Ontario had initially announced on Dec. 30 that in-person classes would resume on Jan. 5 after the holiday break. The province had said that delaying the start of school by two days would allow time to deploy additional safety measures, such as HEPA filter units and free masks.

But on Monday, amid an explosion of COVID-19 cases and rising hospitalizations driven by the Omicron variant, Premier Doug Ford announced that classes would be moved online when school resumes, until at least Jan. 17.

For Toronto mom Jessica Sennet, the late announcement has thrown a wrench in all her plans.

"I'm just kind of trying to do my very best to kind of pivot and shift as much as I can while making sure my son is taken care of. I know a lot of parents feel the exact same way. We're just trying to hold it all together," she said during a CTV News Channel interview on Tuesday.

On top of navigating online schooling for her six-year-old son, who she said is too young to sit in front of the computer without supervision, the Ontario announcement has also affected Sennet's business, which provides fitness classes for new moms and moms-to-be.

"I've already had to go ahead and cancel my indoor classes. I've had classes all around the city scheduled and I was scrambling yesterday, cancelling and working on refunds," she said.

Bradshaw says he would've liked to have been given more notice of the impending closures rather than seeing an announcement two days before school was about to begin.

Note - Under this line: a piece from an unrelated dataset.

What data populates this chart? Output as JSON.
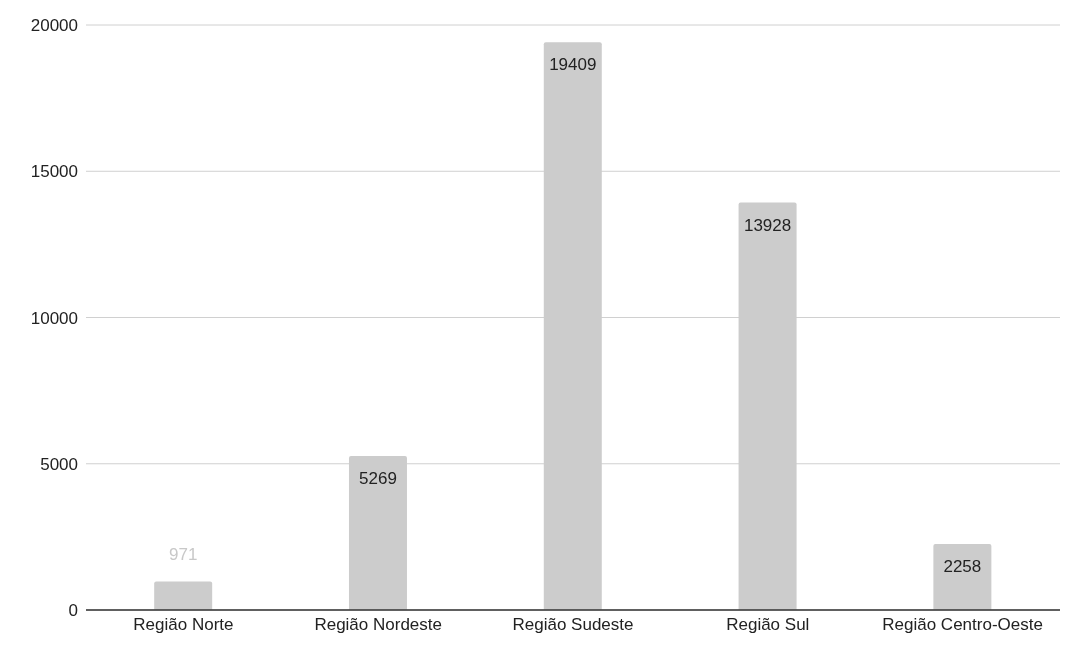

"I think that the constant last-minute changing is actually causing a tremendous amount of stress and anxiety on students," he said. "If nothing else, I do wish that in the future we'd have more time and more notice when we know exactly what's going to be happening

Bradshaw says his students have been, for the most part, patient and understanding with the constant pandemic disruptions to their high school experience.

"I've been very impressed with young people who I think have faced the challenges and sacrifices they've been asked to make with a lot more patience and resiliency than a lot of adults have," he said.

Both Bradshaw and Sennet are crossing their fingers, hoping that this will be the last time that schools move online.

"I don't know what we will do if it extends. I think it's a much larger issue if the kids can't go back to school permanently or for a longer period of time," said Sennet. "But I think we'll be OK for the two weeks.”

In the meantime, Bradshaw is hoping that the province can make the most out if this time to install HEPA filter units in all schools, acquire enough masks and vaccinate all students and education workers.

"The work needs to begin today," he said. "It needs to begin right now, day one, or else this time is going to be wasted and we're going to find ourselves back from the same situation again."